Assassin’s Creed: Bloodlines
Auch in Zypern ist der verräterische Templerorden vertreten. Wie eine Heuschreckenplage haben sie sich im ganzen Land ausgebreitet. Ihr Ziel ist der mysteriöse Eden-Apfel. Ein altes Artefakt, welches die Gedankenmanipulation ermöglichen soll. Auch Altair weiß von diesem mächtigen Schatz bescheid, er reist schnellen Weges nach Zypern, um dem Templer Orden zuvor zu kommen. Während Assassin`s Creed 2 mit einer spannenden Story aufgekommen ist, enttäuscht Bloodlines mit einer lustlos erzählten Geschichte, die es nur in den seltensten Fällen schafft, den Spieler wirklich zu packen. Das liegt zum einen an den blassen Charakteren und zum anderen an den schwachen Cut-Scenes, welche mit einer durchwachsenden Synchronisation ausgestattet sind.
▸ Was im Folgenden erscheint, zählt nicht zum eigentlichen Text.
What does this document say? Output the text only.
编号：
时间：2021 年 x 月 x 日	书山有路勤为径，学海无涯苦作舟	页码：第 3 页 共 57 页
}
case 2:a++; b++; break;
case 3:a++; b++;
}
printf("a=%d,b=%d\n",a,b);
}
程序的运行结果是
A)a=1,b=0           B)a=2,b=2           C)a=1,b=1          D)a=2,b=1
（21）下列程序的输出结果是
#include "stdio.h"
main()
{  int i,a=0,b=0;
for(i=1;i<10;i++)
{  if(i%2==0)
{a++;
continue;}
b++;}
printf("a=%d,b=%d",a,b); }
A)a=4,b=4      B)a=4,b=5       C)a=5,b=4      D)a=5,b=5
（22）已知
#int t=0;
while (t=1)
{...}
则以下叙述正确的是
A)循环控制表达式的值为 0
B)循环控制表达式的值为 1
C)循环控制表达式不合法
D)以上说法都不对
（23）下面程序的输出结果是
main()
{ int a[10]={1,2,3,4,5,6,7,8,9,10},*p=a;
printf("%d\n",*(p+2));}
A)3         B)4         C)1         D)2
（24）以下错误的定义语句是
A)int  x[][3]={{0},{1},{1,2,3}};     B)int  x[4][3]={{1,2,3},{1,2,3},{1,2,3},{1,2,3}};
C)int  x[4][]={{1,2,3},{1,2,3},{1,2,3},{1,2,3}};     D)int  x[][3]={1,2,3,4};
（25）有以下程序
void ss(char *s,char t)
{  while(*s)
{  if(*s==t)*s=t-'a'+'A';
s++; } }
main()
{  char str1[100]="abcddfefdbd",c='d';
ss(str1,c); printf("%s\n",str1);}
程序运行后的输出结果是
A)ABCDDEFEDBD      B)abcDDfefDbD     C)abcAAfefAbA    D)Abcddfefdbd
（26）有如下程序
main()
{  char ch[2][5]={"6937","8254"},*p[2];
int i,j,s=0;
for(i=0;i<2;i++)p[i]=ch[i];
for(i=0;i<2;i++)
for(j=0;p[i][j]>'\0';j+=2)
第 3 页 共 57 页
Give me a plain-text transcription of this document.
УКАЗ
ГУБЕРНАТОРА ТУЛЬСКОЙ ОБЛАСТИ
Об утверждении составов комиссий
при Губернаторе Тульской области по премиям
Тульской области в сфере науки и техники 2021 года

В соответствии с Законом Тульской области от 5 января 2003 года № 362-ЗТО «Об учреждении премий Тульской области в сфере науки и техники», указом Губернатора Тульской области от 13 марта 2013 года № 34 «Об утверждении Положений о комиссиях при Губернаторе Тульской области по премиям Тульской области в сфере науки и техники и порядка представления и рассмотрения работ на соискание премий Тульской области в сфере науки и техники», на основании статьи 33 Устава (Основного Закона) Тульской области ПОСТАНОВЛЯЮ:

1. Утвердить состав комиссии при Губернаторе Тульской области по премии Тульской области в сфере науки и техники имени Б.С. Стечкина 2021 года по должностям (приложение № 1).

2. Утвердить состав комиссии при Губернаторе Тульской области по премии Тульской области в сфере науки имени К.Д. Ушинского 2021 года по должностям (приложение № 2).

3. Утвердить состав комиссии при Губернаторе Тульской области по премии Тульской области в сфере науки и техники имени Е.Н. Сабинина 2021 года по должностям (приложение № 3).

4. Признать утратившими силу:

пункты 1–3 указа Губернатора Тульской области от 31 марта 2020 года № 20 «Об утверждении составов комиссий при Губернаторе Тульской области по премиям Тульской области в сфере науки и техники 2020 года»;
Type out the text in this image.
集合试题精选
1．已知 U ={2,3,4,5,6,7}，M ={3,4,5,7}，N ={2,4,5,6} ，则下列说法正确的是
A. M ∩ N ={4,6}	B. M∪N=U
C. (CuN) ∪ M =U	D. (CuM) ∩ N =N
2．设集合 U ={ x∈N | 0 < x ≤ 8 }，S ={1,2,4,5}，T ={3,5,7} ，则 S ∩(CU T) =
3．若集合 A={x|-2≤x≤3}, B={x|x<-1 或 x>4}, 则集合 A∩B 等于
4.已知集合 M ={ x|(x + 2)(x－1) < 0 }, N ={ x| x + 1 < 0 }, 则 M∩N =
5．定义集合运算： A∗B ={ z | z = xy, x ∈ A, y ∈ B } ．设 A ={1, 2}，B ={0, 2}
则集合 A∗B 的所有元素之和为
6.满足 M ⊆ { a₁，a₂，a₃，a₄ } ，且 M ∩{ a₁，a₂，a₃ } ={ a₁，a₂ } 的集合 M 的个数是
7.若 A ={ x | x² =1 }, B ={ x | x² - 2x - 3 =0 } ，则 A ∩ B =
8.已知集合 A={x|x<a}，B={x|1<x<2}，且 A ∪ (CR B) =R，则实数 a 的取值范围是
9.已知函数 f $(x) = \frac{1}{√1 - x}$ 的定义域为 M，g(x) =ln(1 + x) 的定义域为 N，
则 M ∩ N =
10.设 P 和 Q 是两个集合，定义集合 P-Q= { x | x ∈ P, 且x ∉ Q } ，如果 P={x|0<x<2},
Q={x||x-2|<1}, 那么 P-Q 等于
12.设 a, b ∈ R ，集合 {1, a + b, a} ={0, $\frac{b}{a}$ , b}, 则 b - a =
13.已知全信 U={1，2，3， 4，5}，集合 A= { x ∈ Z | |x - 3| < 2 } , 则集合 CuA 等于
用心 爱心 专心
Der Alltag eines Assassinen
Vom eigentlichen Spielprinzip hat sich nichts Grundlegendes verändert. Euer Hauptziel ist noch immer, vorgegebene Ziele mit einer tödlichen Präzision zu beseitigen. Dabei könnt ihr mit einer spielenden Leichtigkeit über die Dächer gleiten und mit den verschiedensten Waffen herumhantieren. Doch da hätten wir leider auch gleich das erste Problem, denn Assassin`s Creed: Bloodlines ist viel zu einfach. Bei den kaum fordernden Sprungpassagen reicht es in der Regel zwei Tasten gleichzeitig zu drücken und den „Analognippel“ in die gewünschte Richtung zu bewegen. Durch diese Automatisierung kommt nur in den seltensten Fällen ein wirklich spannendes Spielerlebnis zu Stande. Ein ähnliches Problem haben die Schwertkämpfe. Diese mögen vielleicht eine Spur anspruchsvoller sein, doch nach einer kurzen Eingewöhnungszeit wird bald klar, dass man mit einer gut platzierten Konterattacke jedem Feind gewachsen ist. Einfach nur im passenden Moment blocken und euer Gegner liegt schon am Boden. Das sieht alles verdammt cool aus, doch wirklich in die Substanz geht es dabei nie. Da ist es auch nicht wirklich förderlich, dass der Spieleablauf immer einem monotonen Muster folgt. Erkundige die Stadt, finde deinen Kontaktmann, beseitige deine Opfer. Mit seinen knappen 6 Stunden Spielzeit ist Bloodlines auch deutlich zu kurz geraten. Das mag sich jetzt durchaus vernichtend anhören und die angeführten Kritikpunkte sägen deutlich an der Prozentleiste, doch dank des flüssigen Spielablaufs, und den tollen Bewegungsanimationen macht das Spiel auch verdamm viel Spaß. Altaïr gleitet wunderbar grazil durch die Städte und das wunderschöne Todesballet mag spielerisch vielleicht nicht die absolute Wucht sein, doch in sich stimmig ist es alle Mal. Ebenfalls ist es toll, dass man im Laufe des Spiels seine Fähigkeiten und Waffen mit dem erworbenen Geld upgraden kann.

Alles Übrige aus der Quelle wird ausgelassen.